Het oordeel van de rechtbank
De rechtbank overweegt dat geen enkele verklaring van verdachte, anders dan de verklaring van de getuige, wordt ondersteund door de camerabeelden. Op de beelden is te zien dat verdachte, nadat hij zijn capuchon heeft opgezet, een voorwerp uit zijn broekzak haalt en onder zijn trui houdt en richt naar de man met het overhemd. Niet duidelijk is te zien wat het voorwerp is. Op de beelden is dan te zien dat er paniek ontstaat bij de man met het overhemd en de overige personen in het café.
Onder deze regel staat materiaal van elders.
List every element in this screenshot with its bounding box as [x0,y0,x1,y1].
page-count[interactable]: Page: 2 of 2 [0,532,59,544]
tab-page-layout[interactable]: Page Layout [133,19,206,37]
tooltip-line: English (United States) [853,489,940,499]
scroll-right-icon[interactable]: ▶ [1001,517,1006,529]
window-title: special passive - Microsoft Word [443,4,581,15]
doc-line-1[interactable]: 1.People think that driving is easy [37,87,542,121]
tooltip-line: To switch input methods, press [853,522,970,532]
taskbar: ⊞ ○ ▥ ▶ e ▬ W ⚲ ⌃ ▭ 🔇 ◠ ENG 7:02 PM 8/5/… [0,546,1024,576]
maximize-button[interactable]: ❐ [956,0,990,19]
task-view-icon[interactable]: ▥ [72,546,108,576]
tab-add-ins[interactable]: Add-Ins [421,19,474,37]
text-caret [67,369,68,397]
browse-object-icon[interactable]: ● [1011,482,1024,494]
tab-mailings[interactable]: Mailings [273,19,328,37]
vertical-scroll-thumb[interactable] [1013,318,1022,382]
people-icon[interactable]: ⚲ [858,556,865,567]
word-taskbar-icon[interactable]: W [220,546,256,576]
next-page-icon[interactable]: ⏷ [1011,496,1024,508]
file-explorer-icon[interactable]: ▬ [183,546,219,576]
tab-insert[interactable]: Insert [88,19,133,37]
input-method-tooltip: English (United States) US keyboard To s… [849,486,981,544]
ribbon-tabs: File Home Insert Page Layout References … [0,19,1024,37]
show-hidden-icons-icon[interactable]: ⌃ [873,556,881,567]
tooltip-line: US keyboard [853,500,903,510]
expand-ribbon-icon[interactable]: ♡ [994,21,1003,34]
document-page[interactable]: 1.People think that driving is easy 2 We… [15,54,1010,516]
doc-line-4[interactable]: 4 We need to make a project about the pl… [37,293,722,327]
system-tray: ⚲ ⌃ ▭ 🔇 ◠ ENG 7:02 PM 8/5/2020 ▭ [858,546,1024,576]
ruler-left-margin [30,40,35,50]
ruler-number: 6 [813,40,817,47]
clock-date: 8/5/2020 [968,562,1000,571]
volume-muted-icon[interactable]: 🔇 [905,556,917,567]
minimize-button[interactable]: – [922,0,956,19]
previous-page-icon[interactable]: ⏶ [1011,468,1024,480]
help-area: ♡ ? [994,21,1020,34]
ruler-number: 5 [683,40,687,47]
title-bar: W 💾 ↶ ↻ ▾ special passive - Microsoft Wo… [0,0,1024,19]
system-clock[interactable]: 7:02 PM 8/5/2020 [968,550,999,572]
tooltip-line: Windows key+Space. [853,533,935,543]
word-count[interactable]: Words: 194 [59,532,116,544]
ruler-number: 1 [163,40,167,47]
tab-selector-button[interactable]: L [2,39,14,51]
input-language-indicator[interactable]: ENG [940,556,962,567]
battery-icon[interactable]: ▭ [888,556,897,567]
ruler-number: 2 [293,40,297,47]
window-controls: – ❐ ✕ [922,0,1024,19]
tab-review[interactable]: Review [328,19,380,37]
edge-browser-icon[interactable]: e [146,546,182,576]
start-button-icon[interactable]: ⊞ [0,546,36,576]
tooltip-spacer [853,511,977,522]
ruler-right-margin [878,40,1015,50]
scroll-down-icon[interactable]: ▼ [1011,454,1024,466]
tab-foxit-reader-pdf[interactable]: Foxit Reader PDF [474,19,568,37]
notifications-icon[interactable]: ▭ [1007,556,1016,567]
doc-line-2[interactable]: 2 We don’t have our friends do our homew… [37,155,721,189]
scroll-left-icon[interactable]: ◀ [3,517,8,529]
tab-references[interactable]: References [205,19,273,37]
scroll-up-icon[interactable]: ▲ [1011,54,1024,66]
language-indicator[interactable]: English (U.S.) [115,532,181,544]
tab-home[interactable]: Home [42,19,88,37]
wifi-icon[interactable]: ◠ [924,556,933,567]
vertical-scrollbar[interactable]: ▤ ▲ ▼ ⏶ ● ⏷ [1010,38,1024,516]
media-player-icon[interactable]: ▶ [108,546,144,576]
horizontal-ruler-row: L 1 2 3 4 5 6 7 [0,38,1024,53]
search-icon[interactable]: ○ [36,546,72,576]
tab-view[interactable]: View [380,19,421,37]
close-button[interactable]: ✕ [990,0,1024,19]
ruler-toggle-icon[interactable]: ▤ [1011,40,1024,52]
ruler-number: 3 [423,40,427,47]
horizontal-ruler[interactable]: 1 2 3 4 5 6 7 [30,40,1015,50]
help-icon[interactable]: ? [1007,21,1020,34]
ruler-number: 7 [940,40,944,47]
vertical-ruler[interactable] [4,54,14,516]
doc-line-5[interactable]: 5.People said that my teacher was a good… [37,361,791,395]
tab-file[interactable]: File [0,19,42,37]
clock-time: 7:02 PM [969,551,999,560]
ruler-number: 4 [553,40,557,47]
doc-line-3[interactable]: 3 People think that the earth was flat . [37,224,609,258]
De man met het overhemd grijpt verdachte snel bij zijn handen en probeert hem achteruit te duwen of hetgeen hij in zijn handen heeft, af te pakken. Verdachte wordt vervolgens besprongen door de man en de overige aanwezigen schieten de man te hulp om verdachte te overmeesteren. Anderen vluchten het café uit. Er ontstaat duidelijk paniek bij de aanwezigen in het café. Uiteindelijk wordt het wapen door een ander dan verdachte aan de politie overhandigd. De verklaring van verdachte is in het licht van alle hiervoor genoemde bevindingen en omstandigheden volstrekt onaannemelijk. Naar het oordeel van de rechtbank kan bewezen worden dat het verdachte was die het aangetroffen vuurwapen voorhanden heeft gehad in het café. Het onder 1 ten laste gelegde kan daarom bewezen worden verklaard.